In each of the five papers that identified predictors of both visit times and outcomes but that did not use a method to account for the informative visit process, an inverse intensity weighted analysis was feasible. Such analyses could be made more accessible through availability of suitable software. Inverse intensity weighted GEEs can be fitted using PROC GENMOD in SAS or geeglm in R after calculating the intensity separately, but a one-step estimation function would be preferable. Similarly, there is no R package or set of SAS macros for fitting semi-parametric joint models.

While a 2015 Web of Science citation analysis suggested that methods that account for informative visit times had been used just three times in the medical literature, this review identified a fourth [22]. This paper was not identified by the citation analysis as the reference to the inverse-intensity weighting method was incorrect (first and last author names were reversed).

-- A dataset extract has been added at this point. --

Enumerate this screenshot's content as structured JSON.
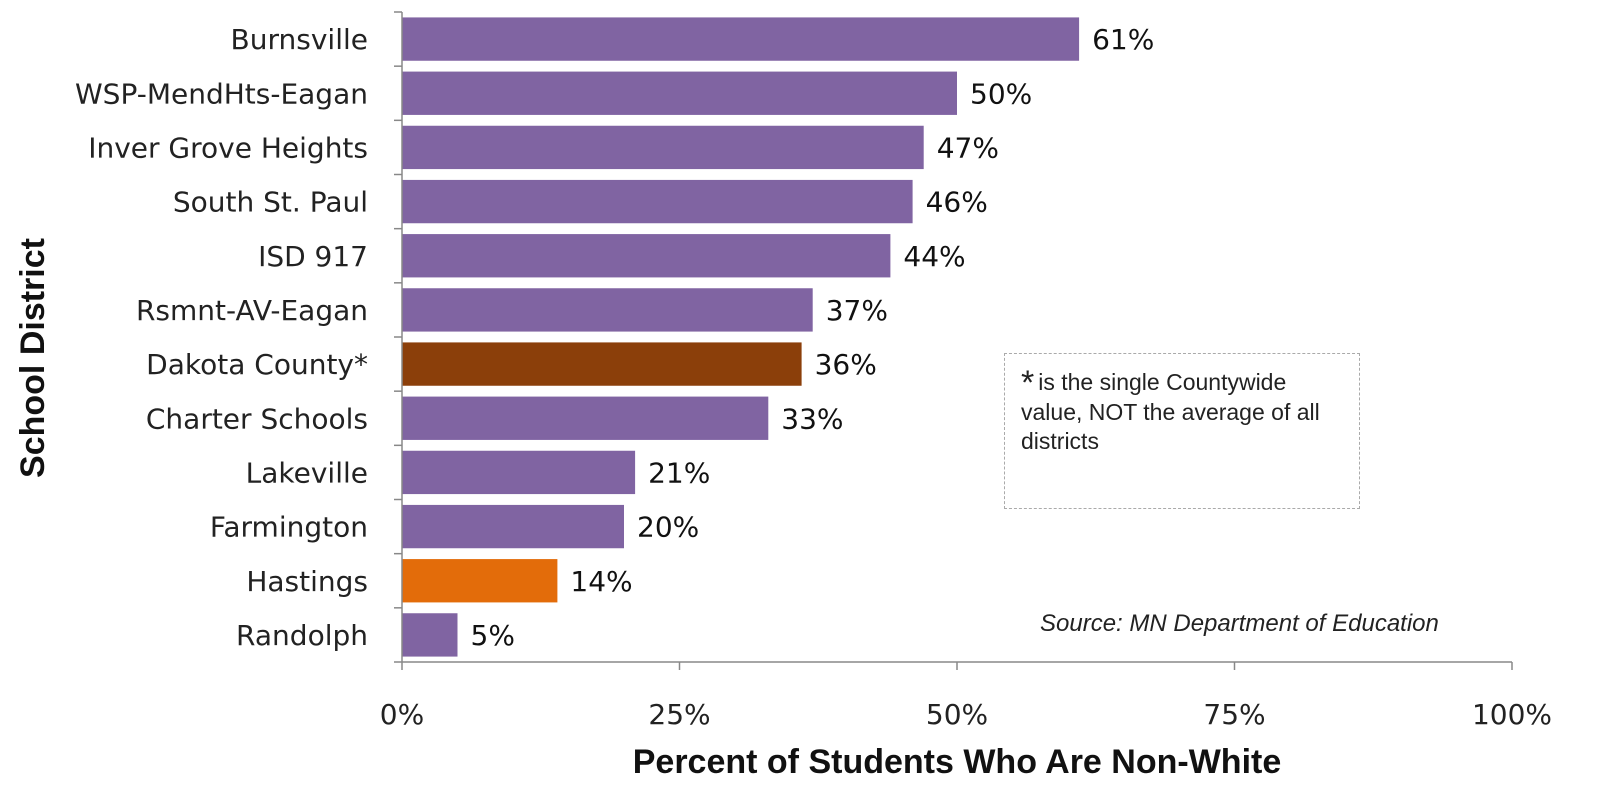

The analysis of longitudinal data subject to irregular follow-up has been an active area of research in the past decade [2, 6, 7, 34, 35]. However, our findings suggest that knowledge of these methods has yet to be translated into medical research. These methods have received less attention than those used in handling missing data [34]. The uptake of biostatistical methods in medical research is facilitated through collaboration and the availability of software to implement these methods [36]. A proactive approach is needed to bridge the knowledge gap with respect to longitudinal data subject to irregular follow-up. There is also a need for standards for reporting longitudinal studies subject to irregular follow-up, both in terms of the extent of irregularity and its informativeness. Improving the quality of reporting and using methods that account for the informative nature of the visit process will reduce the risk of bias and hence improve the quality of evidence in the medical literature.

Recommendations

The best way to avoid bias due to irregular observation is through study design. In a prospective study this can be accomplished by specifying visit times a priori. Some studies, however, follow clinic-based cohorts where visits are on an as-needed basis and vary among patients; adding additional study visits would substantially increase the cost of the study. Likewise, in a retrospective study the visit times are already set. In these cases, analysis should begin with an investigation of the variability of visit times, and by looking at whether there are any factors that predict visit frequency. The former can be accomplished by descriptive statistics on numbers of visits and gaps between visits, and the latter by a recurrent event analysis on the visit times. If important predictors of visit frequency are found, a method that accounts for the informativeness of visit times should be used. Such methods include inverse intensity weighting [2, 8,9,10] and semi-parametric joint models [11,12,13,14]. See Pullenayegum & Lim [5] for a review together with guidance on when to use each method.

Conclusion

We found a low proportion of studies reporting on the potential informativeness of visit times. There is a need for guidance to researchers on the potential for bias and the reporting of longitudinal studies subject to irregular follow-up.